Nearly three-quarters of workers in poverty
The number of Iranian workers below the poverty line has been on the rise since May 2018, and has now reached 70 percent of all workers, the Hamdeli daily reported.
On 1 May, International Workers’ Day, the paper wrote that Iranian labourers' three main challenges are a lack of job security, low wages and a state ban on establishing independent syndicates.
On the same day, Meidaan electronic daily analysed the results of studies at the University of Groningen, which show that compensation for the public sector's employees has nearly halved as a share of GDP from 40 percent to 25 over the last two decades in Iran.
Meanwhile, unverified reports on social media said that about 30 labour rights activists were arrested during a May Day sit-in in front of the Iranian parliament.
Since 1998, labour activism in Iran has been common, and several trade unionists such as Reza Shahabi, Esmail Abdi and Mansour Osanlou have received long prison sentences for their struggle to guarantee Iranian workers basic rights.
US sanctions emptying bookshelves
US sanctions had a heavy toll on the 32nd Tehran International Book Fair, which opened its doors on 24 April as many publication houses struggle to buy paper to print new books, the Hamshahri daily reported.
Under the headline “The Cold Spring of the Book”, Hamshahri examined Iran’s troubled publishing industry at a time when prices of books have tripled since the US reimposition of sanctions on Iran.
“It seems that high prices have scared off the audience,” the paper reported from the book fair.
“Visitors come and wander, but not many of them think of buying books.
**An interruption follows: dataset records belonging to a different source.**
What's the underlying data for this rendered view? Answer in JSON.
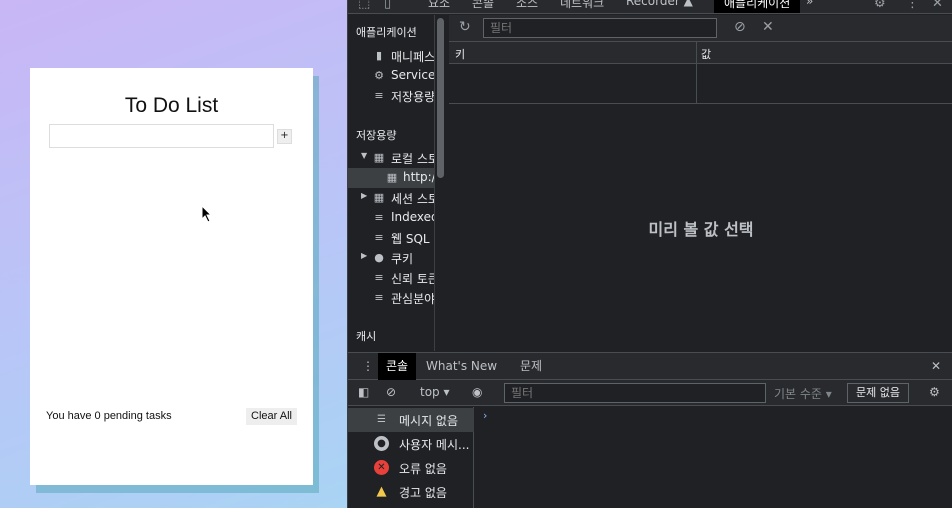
{
  "todo": {
    "title": "To Do List",
    "input_placeholder": "",
    "add_label": "+",
    "pending_text": "You have 0 pending tasks",
    "clear_label": "Clear All"
  },
  "devtools": {
    "tabs": [
      "요소",
      "콘솔",
      "소스",
      "네트워크",
      "Recorder ▲",
      "애플리케이션",
      "»"
    ],
    "active_tab": "애플리케이션",
    "sidebar": {
      "app_heading": "애플리케이션",
      "app_items": [
        "매니페스",
        "Service",
        "저장용량"
      ],
      "storage_heading": "저장용량",
      "storage_items": [
        "로컬 스토",
        "http:/",
        "세션 스토",
        "Indexed",
        "웹 SQL",
        "쿠키",
        "신뢰 토큰",
        "관심분야"
      ],
      "cache_heading": "캐시"
    },
    "storage_filter_placeholder": "필터",
    "table_headers": [
      "키",
      "값"
    ],
    "preview_text": "미리 볼 값 선택",
    "drawer_tabs": [
      "콘솔",
      "What's New",
      "문제"
    ],
    "console": {
      "context": "top",
      "filter_placeholder": "필터",
      "level": "기본 수준",
      "issues": "문제 없음"
    },
    "messages": [
      "메시지 없음",
      "사용자 메시...",
      "오류 없음",
      "경고 없음"
    ]
  },
  "colors": {
    "devtools_bg": "#202124",
    "error": "#e8413b",
    "warning": "#f2c94c",
    "link": "#8ab4f8"
  }
}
There is no sign of advertisements for books, nor any signs of large crowds in front of the stalls of publication houses.”
Iranian book lovers have also expressed on social media their regret for being unable to buy new books.
“I went to the book fair, and only touched the book covers of those I wanted to buy, then left them with a look full of regret. How badly I wish I could buy them, I could kiss them,” an Iranian named Rahil wrote on Twitter.
Foreign tourists flock to cheap Iran
Data published by the Iranian officials show that the number of Iranians going on vacation to other countries declined in 2018, while the number of visiting tourists went up.
The head of tourism office at Iran’s Cultural Heritage, Handcraft and Tourism Organisation, Vali Teimouri, said that tourists visiting Iran increased by 52.5 percent, reaching about 7.8m visitors during the last Persian year (between March 2017 and March 2018).
According to Teimouri, most travellers to Iran were from neighbouring countries, adding that “even tourists from European and American countries” also visited the country.
Since the US withdrawal from the nuclear deal with Iran in May 2018, the Islamic Republic has been experiencing one of its worst financial crisis. The devaluation of the Iranian rial against foreign currencies, however, has worked in the tourism sector's favour, making the country a cheap destination for visitors from Iraq, Pakistan and Lebanon.
Meanwhile, the number of Iranians travelling abroad for vacations has fallen from over 10m to less than 7m in the same period, CHTN reported.
Other than economic difficulties, Iranians’ choice for travelling abroad is extremely narrowed by the strict visa policies imposed by western countries for Iranian citizens. Most foreign embassies in Iran rarely issue tourist visas for regular citizens.